Гурджиев перешёл к тому, что поскольку они очень образованные люди, то, несомненно, знают – поскольку такая скромная персона, как он, это знает, то они и подавно – что человечество в основном находится в очень жалком положении и может рассматриваться только как вырождающееся в обычные отходы, или, используя более привычный термин, в полное «дерьмо». И эта трансформация человечества в нечто бесполезное была особенно очевидной в Америке. Вот зачем он приехал – понаблюдать за этим. Он продолжал говорить, используя, конечно же, только бранные слова, которые мы с ним ранее выучили, что главная причина такого печального положения дел в том, что люди (особенно американцы) никогда не руководствуются разумом или хорошими чувствами, но только потребностями (обычно неприличными) их половых органов. Гурджиев указал на одну хорошо одетую привлекательную женщину, сделал комплимент её причёске, платью, духам и т. д., и добавил, что, несмотря на то, что она, конечно же, может не хотеть, чтобы кто-либо знал её мотивы или желания, с ним она вполне может быть честной. Все её причины столь тщательно следить за собой лежат в том, что у неё сильное сексуальное влечение (как он сказал, «желание трахаться») к какому-то конкретному человеку, и она так мучается этим, что использует каждую возможность, каждую уловку, какую только может придумать, для того, чтобы заполучить в постель этого человека. Гурджиев сказал, что её влечение было особенно сильным, потому что у неё очень богатая фантазия, и она уже представила себя в различных сексуальных позах с этим человеком. «Например, – как у вас в английском? – поза 69?» Поэтому при помощи своего воображения она сейчас готова к тому, чтобы сделать всё для достижения своей цели. Хотя компания была несколько поражена подобными размышлениями (чтобы не сказать «приятно возбуждена»), до того как кто-либо сообразил как-то среагировать, Гурджиев начал рассказывать о собственных сексуальных возможностях и богатстве фантазии, описывая себя как мужчину, способного на продолжительные и очень разнообразные половые акты – такие, которые леди, о которой шла речь, даже представить себе не могла.

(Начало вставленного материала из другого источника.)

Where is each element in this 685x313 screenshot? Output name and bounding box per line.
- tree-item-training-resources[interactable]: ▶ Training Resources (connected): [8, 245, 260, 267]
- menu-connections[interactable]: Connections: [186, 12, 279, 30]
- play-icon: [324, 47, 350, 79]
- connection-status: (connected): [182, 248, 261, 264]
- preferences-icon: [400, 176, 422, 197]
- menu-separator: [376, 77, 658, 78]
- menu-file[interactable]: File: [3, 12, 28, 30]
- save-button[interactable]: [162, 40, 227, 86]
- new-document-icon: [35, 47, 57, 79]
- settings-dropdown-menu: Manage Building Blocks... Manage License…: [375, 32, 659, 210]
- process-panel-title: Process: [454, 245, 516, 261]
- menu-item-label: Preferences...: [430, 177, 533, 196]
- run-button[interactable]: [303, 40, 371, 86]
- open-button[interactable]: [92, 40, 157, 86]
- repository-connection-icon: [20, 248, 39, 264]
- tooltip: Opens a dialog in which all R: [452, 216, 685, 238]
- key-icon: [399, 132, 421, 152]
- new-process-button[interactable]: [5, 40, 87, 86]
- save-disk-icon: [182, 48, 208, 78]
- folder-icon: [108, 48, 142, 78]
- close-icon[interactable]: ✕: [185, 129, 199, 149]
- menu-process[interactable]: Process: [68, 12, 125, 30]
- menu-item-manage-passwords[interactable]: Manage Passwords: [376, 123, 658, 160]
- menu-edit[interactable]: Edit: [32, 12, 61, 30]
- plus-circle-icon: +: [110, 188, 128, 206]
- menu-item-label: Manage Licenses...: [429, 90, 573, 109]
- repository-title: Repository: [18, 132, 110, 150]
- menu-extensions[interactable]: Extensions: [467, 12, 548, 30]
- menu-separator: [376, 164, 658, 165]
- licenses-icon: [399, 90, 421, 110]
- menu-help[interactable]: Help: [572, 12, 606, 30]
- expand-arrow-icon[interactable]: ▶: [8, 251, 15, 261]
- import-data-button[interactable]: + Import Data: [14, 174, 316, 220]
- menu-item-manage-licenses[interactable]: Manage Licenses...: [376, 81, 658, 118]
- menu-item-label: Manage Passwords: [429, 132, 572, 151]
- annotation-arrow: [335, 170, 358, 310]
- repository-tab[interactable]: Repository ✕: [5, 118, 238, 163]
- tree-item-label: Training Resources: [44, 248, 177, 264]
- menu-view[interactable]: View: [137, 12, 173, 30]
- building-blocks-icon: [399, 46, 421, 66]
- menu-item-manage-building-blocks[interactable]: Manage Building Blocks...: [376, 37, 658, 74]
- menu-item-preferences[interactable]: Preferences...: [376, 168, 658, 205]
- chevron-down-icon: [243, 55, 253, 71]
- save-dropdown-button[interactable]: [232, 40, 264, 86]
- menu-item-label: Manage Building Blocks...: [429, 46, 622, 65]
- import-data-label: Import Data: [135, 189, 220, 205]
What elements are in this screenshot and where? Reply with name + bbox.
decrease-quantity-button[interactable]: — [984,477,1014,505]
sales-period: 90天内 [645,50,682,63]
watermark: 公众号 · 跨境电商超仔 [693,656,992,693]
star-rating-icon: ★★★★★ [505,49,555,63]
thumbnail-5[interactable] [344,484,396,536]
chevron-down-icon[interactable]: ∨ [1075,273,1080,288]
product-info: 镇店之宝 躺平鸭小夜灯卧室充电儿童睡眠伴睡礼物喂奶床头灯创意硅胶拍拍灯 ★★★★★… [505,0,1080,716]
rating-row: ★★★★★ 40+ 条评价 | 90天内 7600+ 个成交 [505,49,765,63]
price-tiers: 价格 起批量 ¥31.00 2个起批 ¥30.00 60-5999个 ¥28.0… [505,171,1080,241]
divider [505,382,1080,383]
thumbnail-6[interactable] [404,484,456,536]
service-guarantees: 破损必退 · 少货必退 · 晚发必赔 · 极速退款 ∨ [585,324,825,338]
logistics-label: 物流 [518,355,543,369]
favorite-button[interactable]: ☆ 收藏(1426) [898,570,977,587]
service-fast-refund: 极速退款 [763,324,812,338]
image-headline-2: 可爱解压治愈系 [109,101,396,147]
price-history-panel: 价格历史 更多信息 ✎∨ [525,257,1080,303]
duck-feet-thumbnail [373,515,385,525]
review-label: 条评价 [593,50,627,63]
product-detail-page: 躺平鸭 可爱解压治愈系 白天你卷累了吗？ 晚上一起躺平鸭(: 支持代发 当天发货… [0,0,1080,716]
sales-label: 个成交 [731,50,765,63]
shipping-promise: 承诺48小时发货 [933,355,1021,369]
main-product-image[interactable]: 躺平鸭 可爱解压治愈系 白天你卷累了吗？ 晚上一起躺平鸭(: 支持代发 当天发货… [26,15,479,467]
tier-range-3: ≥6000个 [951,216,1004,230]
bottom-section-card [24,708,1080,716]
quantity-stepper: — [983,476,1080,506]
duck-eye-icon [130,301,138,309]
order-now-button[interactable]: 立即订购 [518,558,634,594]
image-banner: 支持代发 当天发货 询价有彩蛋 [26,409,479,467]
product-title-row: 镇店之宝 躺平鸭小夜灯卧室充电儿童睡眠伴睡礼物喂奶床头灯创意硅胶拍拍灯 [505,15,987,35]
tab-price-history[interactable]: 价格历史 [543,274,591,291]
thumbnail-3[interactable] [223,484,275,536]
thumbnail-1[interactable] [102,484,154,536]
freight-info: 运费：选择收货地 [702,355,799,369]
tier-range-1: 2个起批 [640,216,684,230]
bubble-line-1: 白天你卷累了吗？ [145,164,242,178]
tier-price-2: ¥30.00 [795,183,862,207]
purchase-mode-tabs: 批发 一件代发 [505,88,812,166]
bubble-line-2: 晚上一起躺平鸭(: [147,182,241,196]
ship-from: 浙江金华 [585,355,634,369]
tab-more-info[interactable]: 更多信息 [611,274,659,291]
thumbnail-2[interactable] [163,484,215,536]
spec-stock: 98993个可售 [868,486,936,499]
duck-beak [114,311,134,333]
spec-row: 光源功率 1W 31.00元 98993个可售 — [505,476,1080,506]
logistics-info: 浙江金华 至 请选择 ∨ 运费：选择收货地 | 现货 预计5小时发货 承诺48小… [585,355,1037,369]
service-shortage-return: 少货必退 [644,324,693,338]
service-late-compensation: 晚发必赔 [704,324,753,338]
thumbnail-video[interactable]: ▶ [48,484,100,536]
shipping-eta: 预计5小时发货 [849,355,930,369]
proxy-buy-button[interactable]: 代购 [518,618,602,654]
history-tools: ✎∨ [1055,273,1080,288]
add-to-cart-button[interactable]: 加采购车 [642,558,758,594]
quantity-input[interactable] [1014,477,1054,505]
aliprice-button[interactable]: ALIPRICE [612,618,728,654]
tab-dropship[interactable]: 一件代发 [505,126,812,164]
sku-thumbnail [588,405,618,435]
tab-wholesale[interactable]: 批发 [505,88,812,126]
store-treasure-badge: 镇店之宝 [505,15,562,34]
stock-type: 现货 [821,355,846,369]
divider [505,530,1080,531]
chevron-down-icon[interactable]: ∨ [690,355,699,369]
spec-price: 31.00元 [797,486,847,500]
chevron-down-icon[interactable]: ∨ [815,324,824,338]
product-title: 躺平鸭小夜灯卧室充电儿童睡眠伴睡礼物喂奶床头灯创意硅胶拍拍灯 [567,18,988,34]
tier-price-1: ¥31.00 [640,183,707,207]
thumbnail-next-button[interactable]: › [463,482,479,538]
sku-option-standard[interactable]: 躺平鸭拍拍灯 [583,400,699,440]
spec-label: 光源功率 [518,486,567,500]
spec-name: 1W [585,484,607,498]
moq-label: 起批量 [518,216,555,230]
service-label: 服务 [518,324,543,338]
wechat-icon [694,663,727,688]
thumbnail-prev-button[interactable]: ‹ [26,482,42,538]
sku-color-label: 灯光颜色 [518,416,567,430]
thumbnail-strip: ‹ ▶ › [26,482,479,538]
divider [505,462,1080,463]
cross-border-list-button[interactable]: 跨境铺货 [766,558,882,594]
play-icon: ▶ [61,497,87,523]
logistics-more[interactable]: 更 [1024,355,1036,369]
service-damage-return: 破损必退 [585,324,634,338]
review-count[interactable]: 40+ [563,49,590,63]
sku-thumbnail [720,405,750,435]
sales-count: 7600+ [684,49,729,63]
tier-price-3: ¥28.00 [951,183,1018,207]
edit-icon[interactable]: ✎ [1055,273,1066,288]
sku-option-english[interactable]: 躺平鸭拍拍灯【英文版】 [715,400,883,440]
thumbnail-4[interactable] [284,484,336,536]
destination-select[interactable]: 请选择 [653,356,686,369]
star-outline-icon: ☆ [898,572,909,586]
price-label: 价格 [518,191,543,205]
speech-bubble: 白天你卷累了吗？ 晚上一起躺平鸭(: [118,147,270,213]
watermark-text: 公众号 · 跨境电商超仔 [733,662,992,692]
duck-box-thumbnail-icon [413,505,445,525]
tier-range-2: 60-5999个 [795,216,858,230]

Затем он бросился в детальный рассказ о сексуальных привычках разных рас и наций, в течение которого он отметил, что хотя французы известны всему миру своими любовными доблестями, необходимо отметить для присутствующих тот факт, что те же высокоцивилизованные французы используют такие слова, как «мамаша» и «киска» для описания своих противоестественных и извращённых сексуальных предпочтений. Однако Гурджиев добавил, что при всей строгости к французам, они, на самом деле, очень нравственные люди, сексуально непонятые и представленные в ложном свете.